Uma viagem simbólica pela tradição mais acesa do Brasil. Reflexões sobre o sentido ancestral de uma das maiores celebrações populares do país.
As Festas Juninas, muito mais do que dança, fogueira e milho cozido, são o espelho de uma tradição rica em símbolos que atravessam séculos, culturas e espiritualidades. A celebração que ocupa todo o mês de junho, e se estende até julho, no Brasil carrega camadas de significado que revelam um profundo diálogo entre a natureza, o sagrado e o humano.
O fogo, figura central desta festividade, não se limita à chama da fogueira que aquece as noites frias. Ele é um símbolo de purificação, um gesto ritualístico de afastar as trevas, de “ajudar o sol a nascer”. Nos antigos solstícios, especialmente no hemisfério norte, acendia-se o fogo para impedir que a escuridão triunfasse. É o fogo que representa o espírito, a luz interior, o renascimento. E é também o fogo do balão, ambientalmente perigoso, que simbolizava o pedido que sobe aos céus, a alma humana se elevando com suas esperanças.
Mas onde há fogo, há também água. A água nas Festas Juninas está profundamente ligada ao batismo, especialmente o de São João. A imersão em um rito de passagem ainda corresponde ao ritual de algumas religiões: ao ser submerso, o corpo renasce para o espírito. A água é vida, mas também pode ser estagnação. O rito do batismo é a metáfora do despertar da alma, que, inquieta na matéria, anseia pelo encontro com algo maior, com o divino.
A celebração da abundância do milho. Elemento central na culinária junina, o milho é mais do que alimento: ele é símbolo da fertilidade, da força da terra e da generosidade da natureza. Sua colheita em junho, representa festas agrárias ancestrais. Se na Europa o trigo dominava os rituais, na América Latina, herdeira da sabedoria indígena é o milho que reina como o grão da vida.

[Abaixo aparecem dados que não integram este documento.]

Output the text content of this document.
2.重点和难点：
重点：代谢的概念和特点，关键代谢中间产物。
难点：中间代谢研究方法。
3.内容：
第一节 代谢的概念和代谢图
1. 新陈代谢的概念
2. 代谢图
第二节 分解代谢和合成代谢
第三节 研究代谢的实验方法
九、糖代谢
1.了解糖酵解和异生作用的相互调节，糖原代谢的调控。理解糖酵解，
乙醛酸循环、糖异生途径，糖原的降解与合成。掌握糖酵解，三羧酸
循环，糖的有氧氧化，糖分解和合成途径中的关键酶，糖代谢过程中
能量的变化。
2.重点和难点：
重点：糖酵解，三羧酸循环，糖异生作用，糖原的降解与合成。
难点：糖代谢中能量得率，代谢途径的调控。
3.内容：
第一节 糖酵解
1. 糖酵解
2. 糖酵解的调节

E é nesse cenário que surgem as bandeirinhas coloridas, hoje meros enfeites, mas que já foram, e ainda são preservados em cidades interioranas, os estandartes sagrados dos santos celebrados: Santo Antônio, o casamenteiro, símbolo da fertilidade e das uniões; São João Batista, o purificador, anunciador da luz que viria ao mundo; e São Pedro, o guardião das chuvas, aquele que detém as chaves do céu, é ele quem literalmente irriga a terra, e espiritualmente, para abrir as portas da transcendência, tanto que Pedro representa a própria igreja.
Cada elemento da Festa Junina, desde o balão ao milho, da água ao fogo, do casamento ao batismo, é um eco de tradições antigas que ainda ressoam no presente. O que parece apenas um arraial festivo é, na verdade, uma memória viva da nossa ligação com o tempo, com a terra e com o sagrado.
Nas danças, nos sabores e nos ritos que ainda resistem, celebramos não apenas o ciclo das estações, mas também a beleza de sermos parte de algo muito maior.
Que cada festa seja também uma oportunidade de reconhecer os símbolos que nos cercam e reacender em nós o fogo do sentido.